One day, someone (a therapist friend) had tea with me. she said, “what kind of things do you say to yourself that no-one else can hear?”
....
“You’re abusing yourself” she said. Every relationship that you’ve ever been in, you’ve been abused by that man. You’ve been molested as a child, sexually assaulted and raped, you’ve been abused by your own family... and now that you’re not being abused..... you’re only doing what you know how.. you’re abusing yourself.
and something shifted. I realized... she’s right!!
One day I was scrolling through pictures and that’s when this picture popped up.
I realized that it’s true, that it’s OK I had an abortion. It’s okay. it’s OKAY!! I did what I had to at the time. I made a decision based on what I felt and had at the time. I can’t compare who I was then and this situation I was in then, to where I am now.
I’ve grown. I had the abortion, and I’ve grown from it. So have you. We grow every day and we are not who we were then. We don’t have what we had then.
So I’m telling you so stop hating yourself.
You don’t deserve that kind of abuse.
You deserve to heal.
So, in order to heal- you need to see a therapist and start talking.
Start treating yourself with more kindness, more forgiveness.
I’m sure you question it often.. your worth, and if you’re even worthy of forgiveness? The answer to that is yes. You are worthy of forgiveness, you are worthy of having a happy, healthy life.

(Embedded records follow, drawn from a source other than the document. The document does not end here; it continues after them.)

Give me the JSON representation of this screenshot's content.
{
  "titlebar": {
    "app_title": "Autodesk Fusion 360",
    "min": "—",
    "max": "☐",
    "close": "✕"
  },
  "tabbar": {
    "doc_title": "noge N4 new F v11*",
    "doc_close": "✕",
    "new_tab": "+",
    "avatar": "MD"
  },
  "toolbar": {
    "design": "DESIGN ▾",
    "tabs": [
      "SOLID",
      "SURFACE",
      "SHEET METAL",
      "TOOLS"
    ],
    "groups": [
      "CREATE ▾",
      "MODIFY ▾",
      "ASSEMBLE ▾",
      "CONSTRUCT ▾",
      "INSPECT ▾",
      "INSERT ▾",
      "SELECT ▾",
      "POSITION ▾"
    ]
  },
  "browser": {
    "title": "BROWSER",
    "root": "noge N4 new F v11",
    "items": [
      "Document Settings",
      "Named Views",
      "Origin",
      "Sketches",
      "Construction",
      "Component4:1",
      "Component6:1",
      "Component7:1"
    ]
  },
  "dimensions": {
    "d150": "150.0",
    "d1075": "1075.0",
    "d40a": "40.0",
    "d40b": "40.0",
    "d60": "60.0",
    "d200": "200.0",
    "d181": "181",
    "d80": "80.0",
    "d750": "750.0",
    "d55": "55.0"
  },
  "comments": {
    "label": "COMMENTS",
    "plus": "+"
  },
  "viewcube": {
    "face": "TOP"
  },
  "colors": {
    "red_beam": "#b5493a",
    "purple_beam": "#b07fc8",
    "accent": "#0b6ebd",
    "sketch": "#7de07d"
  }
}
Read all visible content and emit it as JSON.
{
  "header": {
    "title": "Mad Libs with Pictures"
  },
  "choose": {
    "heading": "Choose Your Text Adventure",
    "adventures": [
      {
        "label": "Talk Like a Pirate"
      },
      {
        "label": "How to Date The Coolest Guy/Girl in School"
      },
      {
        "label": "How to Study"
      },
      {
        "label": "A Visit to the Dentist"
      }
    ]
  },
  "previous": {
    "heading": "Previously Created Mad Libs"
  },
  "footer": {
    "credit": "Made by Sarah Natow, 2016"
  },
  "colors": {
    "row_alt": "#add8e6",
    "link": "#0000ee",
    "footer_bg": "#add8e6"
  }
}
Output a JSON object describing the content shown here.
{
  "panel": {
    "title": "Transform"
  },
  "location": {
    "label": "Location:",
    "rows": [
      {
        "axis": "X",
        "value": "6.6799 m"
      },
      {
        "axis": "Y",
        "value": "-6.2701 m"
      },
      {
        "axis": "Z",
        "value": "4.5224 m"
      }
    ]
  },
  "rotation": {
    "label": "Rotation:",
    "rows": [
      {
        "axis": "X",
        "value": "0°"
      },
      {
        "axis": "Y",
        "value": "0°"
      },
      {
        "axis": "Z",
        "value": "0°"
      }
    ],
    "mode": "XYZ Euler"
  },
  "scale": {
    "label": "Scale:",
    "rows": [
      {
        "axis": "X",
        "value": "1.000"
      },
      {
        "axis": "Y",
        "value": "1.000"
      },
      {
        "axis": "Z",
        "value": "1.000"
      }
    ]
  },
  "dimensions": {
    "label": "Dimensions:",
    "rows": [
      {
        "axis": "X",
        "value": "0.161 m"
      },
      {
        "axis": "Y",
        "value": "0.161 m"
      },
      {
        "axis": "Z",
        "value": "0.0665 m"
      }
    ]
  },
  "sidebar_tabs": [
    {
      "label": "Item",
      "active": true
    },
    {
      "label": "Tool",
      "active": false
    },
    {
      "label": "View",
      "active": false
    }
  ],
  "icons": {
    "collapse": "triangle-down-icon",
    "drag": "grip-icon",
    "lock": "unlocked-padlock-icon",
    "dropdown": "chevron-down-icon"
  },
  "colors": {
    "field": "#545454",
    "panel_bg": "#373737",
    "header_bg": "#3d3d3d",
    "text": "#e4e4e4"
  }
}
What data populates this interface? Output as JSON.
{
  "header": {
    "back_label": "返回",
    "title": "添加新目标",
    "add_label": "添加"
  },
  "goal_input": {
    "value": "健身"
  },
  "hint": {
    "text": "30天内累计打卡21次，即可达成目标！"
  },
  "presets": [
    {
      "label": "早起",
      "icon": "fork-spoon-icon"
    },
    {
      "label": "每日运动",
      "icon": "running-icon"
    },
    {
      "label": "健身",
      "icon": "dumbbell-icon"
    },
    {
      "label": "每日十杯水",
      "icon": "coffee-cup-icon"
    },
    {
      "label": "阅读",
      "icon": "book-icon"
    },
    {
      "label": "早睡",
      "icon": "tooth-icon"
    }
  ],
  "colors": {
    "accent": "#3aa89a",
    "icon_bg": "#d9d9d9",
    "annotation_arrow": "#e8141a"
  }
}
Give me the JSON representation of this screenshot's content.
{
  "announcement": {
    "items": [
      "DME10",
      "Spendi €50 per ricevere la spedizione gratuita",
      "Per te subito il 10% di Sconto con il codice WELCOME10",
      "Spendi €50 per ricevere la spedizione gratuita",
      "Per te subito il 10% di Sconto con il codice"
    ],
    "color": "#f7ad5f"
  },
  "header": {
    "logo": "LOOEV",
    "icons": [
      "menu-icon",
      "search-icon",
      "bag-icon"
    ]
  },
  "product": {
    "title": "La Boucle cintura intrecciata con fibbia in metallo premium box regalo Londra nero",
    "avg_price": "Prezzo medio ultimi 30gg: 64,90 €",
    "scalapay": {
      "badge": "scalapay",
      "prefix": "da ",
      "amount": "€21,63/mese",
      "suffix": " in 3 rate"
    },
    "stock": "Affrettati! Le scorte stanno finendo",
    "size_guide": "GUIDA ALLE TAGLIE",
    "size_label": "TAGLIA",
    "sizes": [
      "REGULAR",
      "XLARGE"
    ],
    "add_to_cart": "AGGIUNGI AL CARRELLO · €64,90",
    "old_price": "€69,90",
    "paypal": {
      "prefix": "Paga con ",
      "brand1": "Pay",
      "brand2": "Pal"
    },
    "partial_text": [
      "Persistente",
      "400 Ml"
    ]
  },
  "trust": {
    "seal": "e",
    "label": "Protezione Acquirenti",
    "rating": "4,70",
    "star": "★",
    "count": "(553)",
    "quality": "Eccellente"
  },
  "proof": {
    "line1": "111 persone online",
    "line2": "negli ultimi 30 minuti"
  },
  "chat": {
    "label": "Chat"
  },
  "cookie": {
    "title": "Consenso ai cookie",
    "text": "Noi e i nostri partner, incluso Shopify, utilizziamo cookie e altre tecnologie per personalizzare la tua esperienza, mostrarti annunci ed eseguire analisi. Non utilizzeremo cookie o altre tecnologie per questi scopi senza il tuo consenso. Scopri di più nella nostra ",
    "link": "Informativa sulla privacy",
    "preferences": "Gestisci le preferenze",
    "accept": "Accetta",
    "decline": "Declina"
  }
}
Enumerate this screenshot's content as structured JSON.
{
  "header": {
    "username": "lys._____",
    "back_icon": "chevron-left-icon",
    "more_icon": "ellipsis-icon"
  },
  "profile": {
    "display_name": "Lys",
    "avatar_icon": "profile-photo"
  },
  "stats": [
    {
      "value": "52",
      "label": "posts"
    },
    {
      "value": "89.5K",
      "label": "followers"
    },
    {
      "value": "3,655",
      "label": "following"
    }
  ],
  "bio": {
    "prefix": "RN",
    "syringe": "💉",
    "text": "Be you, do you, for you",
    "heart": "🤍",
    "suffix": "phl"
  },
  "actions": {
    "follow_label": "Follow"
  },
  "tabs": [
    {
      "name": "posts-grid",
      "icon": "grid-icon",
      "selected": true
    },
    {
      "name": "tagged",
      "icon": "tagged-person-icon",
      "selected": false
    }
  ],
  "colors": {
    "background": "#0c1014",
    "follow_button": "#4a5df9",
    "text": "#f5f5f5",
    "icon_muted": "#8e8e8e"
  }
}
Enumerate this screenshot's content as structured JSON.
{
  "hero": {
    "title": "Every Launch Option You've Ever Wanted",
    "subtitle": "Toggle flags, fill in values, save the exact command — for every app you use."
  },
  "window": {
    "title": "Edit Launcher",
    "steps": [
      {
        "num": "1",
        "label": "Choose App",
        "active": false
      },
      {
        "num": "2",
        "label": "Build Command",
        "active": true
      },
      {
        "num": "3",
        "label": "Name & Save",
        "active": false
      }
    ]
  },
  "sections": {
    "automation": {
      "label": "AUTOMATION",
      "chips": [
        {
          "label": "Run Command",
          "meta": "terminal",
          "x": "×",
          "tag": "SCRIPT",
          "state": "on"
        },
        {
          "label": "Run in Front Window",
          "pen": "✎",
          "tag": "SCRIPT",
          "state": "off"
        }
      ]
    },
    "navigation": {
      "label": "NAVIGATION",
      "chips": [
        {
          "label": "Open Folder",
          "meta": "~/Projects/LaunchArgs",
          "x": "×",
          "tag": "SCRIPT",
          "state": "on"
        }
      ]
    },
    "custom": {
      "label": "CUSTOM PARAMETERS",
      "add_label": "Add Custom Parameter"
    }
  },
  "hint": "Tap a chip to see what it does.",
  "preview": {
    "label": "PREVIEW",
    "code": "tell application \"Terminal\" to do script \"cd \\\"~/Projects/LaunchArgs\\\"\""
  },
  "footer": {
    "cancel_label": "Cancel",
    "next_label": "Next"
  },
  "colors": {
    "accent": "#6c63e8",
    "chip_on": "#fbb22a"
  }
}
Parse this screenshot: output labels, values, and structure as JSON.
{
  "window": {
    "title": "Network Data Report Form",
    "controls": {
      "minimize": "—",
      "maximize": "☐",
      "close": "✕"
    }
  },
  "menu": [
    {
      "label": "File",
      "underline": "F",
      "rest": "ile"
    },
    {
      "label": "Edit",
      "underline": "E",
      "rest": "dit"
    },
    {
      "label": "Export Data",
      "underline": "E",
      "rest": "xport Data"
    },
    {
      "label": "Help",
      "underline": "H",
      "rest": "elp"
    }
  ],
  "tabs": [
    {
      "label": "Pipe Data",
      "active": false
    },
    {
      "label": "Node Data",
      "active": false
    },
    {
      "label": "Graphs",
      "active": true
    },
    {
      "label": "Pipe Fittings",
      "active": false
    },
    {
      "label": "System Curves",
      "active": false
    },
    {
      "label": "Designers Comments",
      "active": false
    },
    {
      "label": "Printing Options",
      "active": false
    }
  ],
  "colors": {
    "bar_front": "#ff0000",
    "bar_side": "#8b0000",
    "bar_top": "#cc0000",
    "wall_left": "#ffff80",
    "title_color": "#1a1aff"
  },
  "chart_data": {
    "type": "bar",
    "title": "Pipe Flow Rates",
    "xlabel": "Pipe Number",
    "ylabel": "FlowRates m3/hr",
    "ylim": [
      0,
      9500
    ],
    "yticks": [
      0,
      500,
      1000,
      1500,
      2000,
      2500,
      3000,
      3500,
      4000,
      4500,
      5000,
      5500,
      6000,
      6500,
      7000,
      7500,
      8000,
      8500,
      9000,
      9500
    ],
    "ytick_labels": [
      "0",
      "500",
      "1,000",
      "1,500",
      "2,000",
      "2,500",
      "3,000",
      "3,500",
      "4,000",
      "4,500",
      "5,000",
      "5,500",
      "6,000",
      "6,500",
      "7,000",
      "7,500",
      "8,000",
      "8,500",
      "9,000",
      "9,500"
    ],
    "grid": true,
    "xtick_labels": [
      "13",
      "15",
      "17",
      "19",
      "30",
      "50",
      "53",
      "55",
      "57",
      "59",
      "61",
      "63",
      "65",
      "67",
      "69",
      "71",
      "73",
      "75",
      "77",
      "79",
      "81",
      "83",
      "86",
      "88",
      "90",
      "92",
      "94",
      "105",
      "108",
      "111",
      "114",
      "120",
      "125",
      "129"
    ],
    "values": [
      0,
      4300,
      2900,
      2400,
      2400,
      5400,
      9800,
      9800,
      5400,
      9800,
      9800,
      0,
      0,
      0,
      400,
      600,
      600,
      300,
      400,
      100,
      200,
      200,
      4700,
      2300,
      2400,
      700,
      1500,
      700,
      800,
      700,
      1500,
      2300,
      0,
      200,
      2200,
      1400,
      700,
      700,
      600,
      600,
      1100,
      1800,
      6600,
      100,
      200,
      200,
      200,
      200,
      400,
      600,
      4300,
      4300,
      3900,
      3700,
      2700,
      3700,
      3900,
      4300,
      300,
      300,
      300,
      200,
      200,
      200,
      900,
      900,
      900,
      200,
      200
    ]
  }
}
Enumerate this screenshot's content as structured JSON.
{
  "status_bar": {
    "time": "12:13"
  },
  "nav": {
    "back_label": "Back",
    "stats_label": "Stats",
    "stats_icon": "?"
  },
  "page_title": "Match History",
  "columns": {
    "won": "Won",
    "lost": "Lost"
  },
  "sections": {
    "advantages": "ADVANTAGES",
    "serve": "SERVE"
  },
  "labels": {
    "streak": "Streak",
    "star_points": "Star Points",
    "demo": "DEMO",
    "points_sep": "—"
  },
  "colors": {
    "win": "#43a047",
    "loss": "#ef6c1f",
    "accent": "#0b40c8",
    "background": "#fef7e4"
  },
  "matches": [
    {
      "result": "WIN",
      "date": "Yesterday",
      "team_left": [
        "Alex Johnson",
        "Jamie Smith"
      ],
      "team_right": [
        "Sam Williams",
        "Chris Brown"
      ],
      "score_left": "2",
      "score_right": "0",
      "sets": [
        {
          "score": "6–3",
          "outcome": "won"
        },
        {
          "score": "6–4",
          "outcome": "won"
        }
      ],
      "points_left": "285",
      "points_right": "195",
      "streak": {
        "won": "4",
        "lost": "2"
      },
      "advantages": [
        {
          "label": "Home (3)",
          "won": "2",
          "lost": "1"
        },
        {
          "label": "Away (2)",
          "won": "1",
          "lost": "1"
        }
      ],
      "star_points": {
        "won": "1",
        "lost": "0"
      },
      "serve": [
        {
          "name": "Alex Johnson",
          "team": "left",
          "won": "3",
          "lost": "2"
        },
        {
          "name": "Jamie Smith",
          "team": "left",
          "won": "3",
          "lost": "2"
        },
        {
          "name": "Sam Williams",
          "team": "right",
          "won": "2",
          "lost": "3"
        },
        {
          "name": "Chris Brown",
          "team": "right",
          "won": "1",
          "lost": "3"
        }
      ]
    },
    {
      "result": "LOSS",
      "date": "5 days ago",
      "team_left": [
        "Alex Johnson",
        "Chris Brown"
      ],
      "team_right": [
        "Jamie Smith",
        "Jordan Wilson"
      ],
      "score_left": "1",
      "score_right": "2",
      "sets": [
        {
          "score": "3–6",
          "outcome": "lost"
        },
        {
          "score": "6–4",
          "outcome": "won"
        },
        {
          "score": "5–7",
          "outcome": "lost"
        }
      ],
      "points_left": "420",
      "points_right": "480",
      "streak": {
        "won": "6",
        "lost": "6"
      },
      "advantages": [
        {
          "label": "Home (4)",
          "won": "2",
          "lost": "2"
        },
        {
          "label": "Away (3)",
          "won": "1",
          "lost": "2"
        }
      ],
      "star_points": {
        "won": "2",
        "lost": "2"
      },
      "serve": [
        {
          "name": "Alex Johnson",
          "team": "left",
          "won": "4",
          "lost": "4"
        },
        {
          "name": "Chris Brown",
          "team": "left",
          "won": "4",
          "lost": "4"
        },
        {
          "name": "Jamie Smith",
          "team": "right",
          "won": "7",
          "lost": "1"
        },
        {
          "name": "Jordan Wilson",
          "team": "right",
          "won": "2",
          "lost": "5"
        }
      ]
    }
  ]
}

It’s okay. It’s time for self love, self care.
I wasn’t ready. I learned something incredible valuable from my experience.. and I promise.. if you push on, if you keep moving forward instead of being stuck in the past.. if you keep going, seek help, find love, love yourself.. and do what you can to love yourself! you will find peace. you will be at peace and you can move forward, you just need some help.
The best help, will come from talking to a therapist!
It’s a dark shadow of a secret and a huge shame to carry- but you don’t even know that you don’t have to.
Because, it’s okay to have had an abortion.
And to answer your question, yes. Yes it gets better. I promise!